Simulated Author's Rebuttal

1 responses · 0 unresolved

We thank the referee for their insightful comments on the theoretical underpinnings of FedUP. We provide a point-by-point response below.

read point-by-point responses
  1. Referee: [Abstract and method description] The core technical assumption—that filters trained exclusively on DP-protected class centroid samples (first-moment statistics per class) are sufficient to isolate and remove the influence of specific target instances without collateral effects on non-target data sharing the same class labels—is not supported by any derivation or information-theoretic argument in the manuscript. This is load-bearing for the preservation guarantee and unlearning precision claims, as centroids discard higher-order moments and client-level heterogeneity.

    Authors: We acknowledge the validity of this observation. The manuscript does not include a formal derivation or information-theoretic analysis demonstrating that class centroids are sufficient to isolate target influence without affecting non-target data in the same class. Our approach is primarily empirical, relying on the training of filters on DP-protected centroids to approximate the removal of target knowledge while minimizing impact on shared class representations.

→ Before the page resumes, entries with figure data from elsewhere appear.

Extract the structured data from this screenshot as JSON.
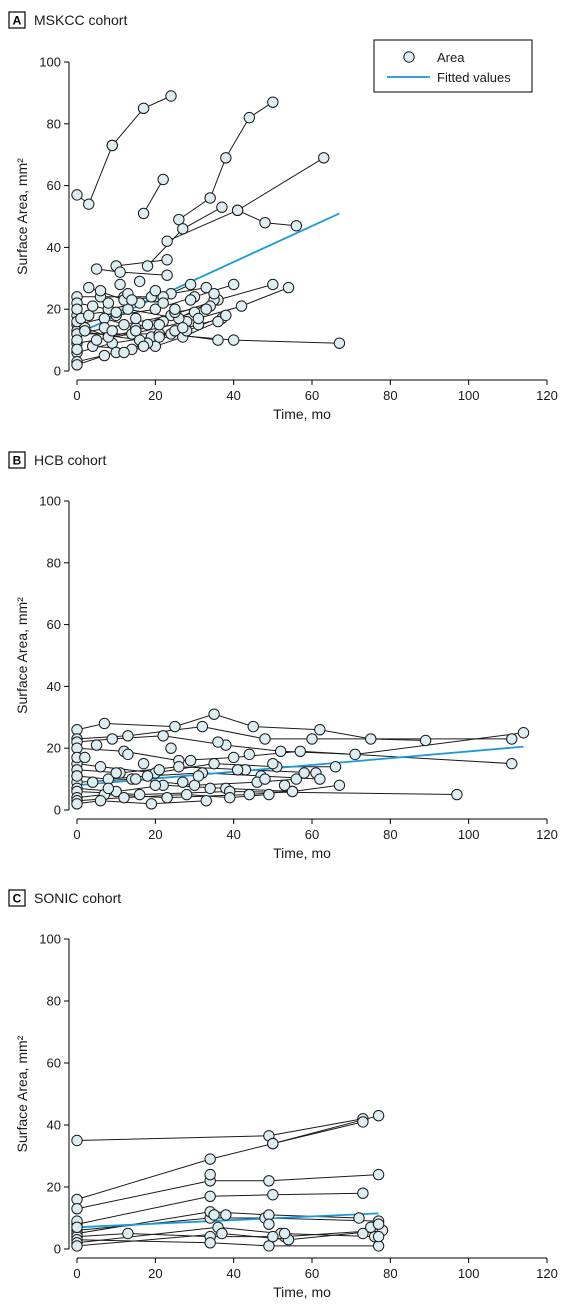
{
  "colors": {
    "fit_line": "#1a9ad6",
    "marker_fill": "#ddeef3",
    "line": "#1a1a1a"
  },
  "legend": {
    "area_label": "Area",
    "fit_label": "Fitted values"
  },
  "chart_data": [
    {
      "type": "line",
      "panel_letter": "A",
      "title": "MSKCC cohort",
      "xlabel": "Time, mo",
      "ylabel": "Surface Area, mm²",
      "xlim": [
        0,
        120
      ],
      "ylim": [
        0,
        100
      ],
      "xticks": [
        "0",
        "20",
        "40",
        "60",
        "80",
        "100",
        "120"
      ],
      "yticks": [
        "0",
        "20",
        "40",
        "60",
        "80",
        "100"
      ],
      "legend_position": "top-right",
      "fitted": {
        "x": [
          0,
          67
        ],
        "y": [
          12,
          51
        ]
      },
      "series": [
        {
          "x": [
            0,
            3,
            9
          ],
          "y": [
            57,
            54,
            73
          ]
        },
        {
          "x": [
            9,
            17,
            24
          ],
          "y": [
            73,
            85,
            89
          ]
        },
        {
          "x": [
            17,
            22
          ],
          "y": [
            51,
            62
          ]
        },
        {
          "x": [
            10,
            23
          ],
          "y": [
            34,
            36
          ]
        },
        {
          "x": [
            26,
            34,
            38,
            44,
            50
          ],
          "y": [
            49,
            56,
            69,
            82,
            87
          ]
        },
        {
          "x": [
            18,
            27,
            37
          ],
          "y": [
            34,
            46,
            53
          ]
        },
        {
          "x": [
            23,
            41,
            48,
            56
          ],
          "y": [
            42,
            52,
            48,
            47
          ]
        },
        {
          "x": [
            41,
            63
          ],
          "y": [
            52,
            69
          ]
        },
        {
          "x": [
            5,
            11,
            23
          ],
          "y": [
            33,
            32,
            31
          ]
        },
        {
          "x": [
            0,
            6,
            12,
            20
          ],
          "y": [
            24,
            24,
            24,
            24
          ]
        },
        {
          "x": [
            0,
            8,
            16,
            24,
            33
          ],
          "y": [
            22,
            20,
            22,
            25,
            27
          ]
        },
        {
          "x": [
            0,
            10,
            20,
            30,
            40
          ],
          "y": [
            15,
            18,
            20,
            24,
            28
          ]
        },
        {
          "x": [
            0,
            12,
            24,
            36,
            50
          ],
          "y": [
            12,
            15,
            18,
            23,
            28
          ]
        },
        {
          "x": [
            0,
            14,
            28,
            42,
            54
          ],
          "y": [
            9,
            12,
            16,
            21,
            27
          ]
        },
        {
          "x": [
            0,
            9,
            19,
            31,
            37
          ],
          "y": [
            6,
            9,
            11,
            15,
            17
          ]
        },
        {
          "x": [
            0,
            10,
            20,
            27,
            36
          ],
          "y": [
            3,
            6,
            8,
            11,
            16
          ]
        },
        {
          "x": [
            0,
            7,
            18,
            28,
            38
          ],
          "y": [
            2,
            5,
            9,
            13,
            18
          ]
        },
        {
          "x": [
            0,
            16,
            24,
            36
          ],
          "y": [
            13,
            10,
            12,
            10
          ]
        },
        {
          "x": [
            0,
            21,
            40,
            67
          ],
          "y": [
            12,
            12,
            10,
            9
          ]
        },
        {
          "x": [
            0,
            13,
            26,
            35
          ],
          "y": [
            18,
            20,
            17,
            23
          ]
        },
        {
          "x": [
            3,
            12,
            22,
            29
          ],
          "y": [
            27,
            23,
            24,
            28
          ]
        },
        {
          "x": [
            7,
            15,
            25,
            34
          ],
          "y": [
            17,
            14,
            19,
            21
          ]
        },
        {
          "x": [
            4,
            14,
            21,
            25
          ],
          "y": [
            8,
            7,
            11,
            13
          ]
        },
        {
          "x": [
            2,
            8,
            15,
            22,
            30
          ],
          "y": [
            14,
            11,
            13,
            16,
            19
          ]
        }
      ],
      "extra_points": {
        "x": [
          0,
          0,
          0,
          0,
          1,
          2,
          3,
          4,
          5,
          6,
          7,
          8,
          9,
          10,
          11,
          12,
          13,
          14,
          15,
          16,
          17,
          18,
          19,
          20,
          21,
          22,
          25,
          27,
          29,
          31,
          33,
          35
        ],
        "y": [
          20,
          16,
          10,
          7,
          17,
          13,
          18,
          21,
          10,
          26,
          14,
          22,
          13,
          19,
          28,
          6,
          25,
          23,
          17,
          29,
          8,
          15,
          24,
          26,
          15,
          22,
          20,
          14,
          23,
          17,
          20,
          25
        ]
      }
    },
    {
      "type": "line",
      "panel_letter": "B",
      "title": "HCB cohort",
      "xlabel": "Time, mo",
      "ylabel": "Surface Area, mm²",
      "xlim": [
        0,
        120
      ],
      "ylim": [
        0,
        100
      ],
      "xticks": [
        "0",
        "20",
        "40",
        "60",
        "80",
        "100",
        "120"
      ],
      "yticks": [
        "0",
        "20",
        "40",
        "60",
        "80",
        "100"
      ],
      "fitted": {
        "x": [
          0,
          114
        ],
        "y": [
          8,
          20.5
        ]
      },
      "series": [
        {
          "x": [
            0,
            7,
            25,
            35,
            45,
            62,
            75,
            89
          ],
          "y": [
            26,
            28,
            27,
            31,
            27,
            26,
            23,
            22.5
          ]
        },
        {
          "x": [
            0,
            13,
            32,
            48,
            60,
            111
          ],
          "y": [
            23,
            24,
            27,
            23,
            23,
            23
          ]
        },
        {
          "x": [
            0,
            9,
            22,
            38,
            52,
            71,
            114
          ],
          "y": [
            22,
            23,
            24,
            21,
            19,
            18,
            25
          ]
        },
        {
          "x": [
            0,
            12,
            26,
            40,
            57,
            111
          ],
          "y": [
            20,
            19,
            16,
            17,
            19,
            15
          ]
        },
        {
          "x": [
            0,
            6,
            20,
            35,
            51,
            66
          ],
          "y": [
            15,
            14,
            12,
            15,
            14,
            14
          ]
        },
        {
          "x": [
            0,
            11,
            26,
            43,
            61
          ],
          "y": [
            13,
            12,
            14,
            13,
            12
          ]
        },
        {
          "x": [
            0,
            8,
            18,
            32,
            47,
            62
          ],
          "y": [
            11,
            10,
            11,
            12,
            11,
            10
          ]
        },
        {
          "x": [
            0,
            14,
            30,
            46,
            56
          ],
          "y": [
            9,
            10,
            8,
            9,
            10
          ]
        },
        {
          "x": [
            0,
            10,
            22,
            38,
            55,
            67
          ],
          "y": [
            7,
            6,
            8,
            7,
            6,
            8
          ]
        },
        {
          "x": [
            0,
            16,
            39,
            97
          ],
          "y": [
            6,
            5,
            6,
            5
          ]
        },
        {
          "x": [
            0,
            7,
            23,
            44,
            55
          ],
          "y": [
            4,
            5,
            4,
            5,
            6
          ]
        },
        {
          "x": [
            0,
            12,
            28,
            39,
            49
          ],
          "y": [
            3,
            4,
            5,
            4,
            5
          ]
        },
        {
          "x": [
            0,
            6,
            19,
            33
          ],
          "y": [
            2,
            3,
            2,
            3
          ]
        }
      ],
      "extra_points": {
        "x": [
          0,
          0,
          2,
          4,
          5,
          8,
          10,
          13,
          15,
          17,
          20,
          21,
          24,
          27,
          29,
          31,
          34,
          36,
          41,
          44,
          48,
          50,
          53,
          58
        ],
        "y": [
          11,
          17,
          17,
          9,
          21,
          7,
          12,
          18,
          10,
          15,
          8,
          13,
          20,
          9,
          16,
          11,
          7,
          22,
          13,
          18,
          10,
          15,
          8,
          12
        ]
      }
    },
    {
      "type": "line",
      "panel_letter": "C",
      "title": "SONIC cohort",
      "xlabel": "Time, mo",
      "ylabel": "Surface Area, mm²",
      "xlim": [
        0,
        120
      ],
      "ylim": [
        0,
        100
      ],
      "xticks": [
        "0",
        "20",
        "40",
        "60",
        "80",
        "100",
        "120"
      ],
      "yticks": [
        "0",
        "20",
        "40",
        "60",
        "80",
        "100"
      ],
      "fitted": {
        "x": [
          0,
          77
        ],
        "y": [
          7,
          11.5
        ]
      },
      "series": [
        {
          "x": [
            0,
            49,
            73
          ],
          "y": [
            35,
            36.5,
            42
          ]
        },
        {
          "x": [
            50,
            77
          ],
          "y": [
            34,
            43
          ]
        },
        {
          "x": [
            0,
            34,
            50,
            73
          ],
          "y": [
            16,
            29,
            34,
            41
          ]
        },
        {
          "x": [
            0,
            34,
            49,
            77
          ],
          "y": [
            13,
            22,
            22,
            24
          ]
        },
        {
          "x": [
            0,
            34,
            50,
            73
          ],
          "y": [
            8,
            17,
            17.5,
            18
          ]
        },
        {
          "x": [
            0,
            34,
            48,
            77
          ],
          "y": [
            6,
            10,
            10,
            9
          ]
        },
        {
          "x": [
            0,
            34,
            49,
            72
          ],
          "y": [
            5,
            12,
            11,
            10
          ]
        },
        {
          "x": [
            0,
            13,
            34,
            53,
            77
          ],
          "y": [
            4,
            5,
            4,
            4,
            6
          ]
        },
        {
          "x": [
            0,
            34,
            49,
            77
          ],
          "y": [
            3,
            2,
            1,
            1
          ]
        },
        {
          "x": [
            0,
            36,
            52,
            76
          ],
          "y": [
            2,
            7,
            5,
            4
          ]
        },
        {
          "x": [
            0,
            37,
            54,
            78
          ],
          "y": [
            1,
            5,
            3,
            6
          ]
        }
      ],
      "extra_points": {
        "x": [
          0,
          0,
          34,
          35,
          38,
          49,
          50,
          53,
          73,
          75,
          77,
          77
        ],
        "y": [
          9,
          7,
          24,
          11,
          11,
          8,
          4,
          5,
          5,
          7,
          8,
          4
        ]
      }
    }
  ]
}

To address this, we will revise the manuscript to include a new subsection discussing the assumptions underlying the centroid-based filtering, the implications of using first-moment statistics, and how client heterogeneity is mitigated through the server-side training process. We will also emphasize the empirical results showing reduced non-target knowledge loss compared to baselines. This revision will clarify the heuristic nature of the method without claiming theoretical guarantees. revision: partial

Circularity Check

0 steps flagged

No circularity: empirical method proposal with no self-referential derivations

full rationale

The paper presents FedUP as a practical one-shot unlearning framework that freezes the backbone and trains pluggable filters on DP-protected class centroids at the server. All claims rest on the architectural description and reported experiments rather than any mathematical derivation, fitted parameter renamed as prediction, or load-bearing self-citation chain. No equations appear that reduce a claimed result to its own inputs by construction, and the method is offered as an engineering solution validated empirically on image and text tasks.

Axiom & Free-Parameter Ledger

0 free parameters · 0 axioms · 0 invented entities

Only abstract available; no explicit free parameters, axioms, or invented entities are detailed. The approach implicitly relies on standard differential privacy and federated learning assumptions.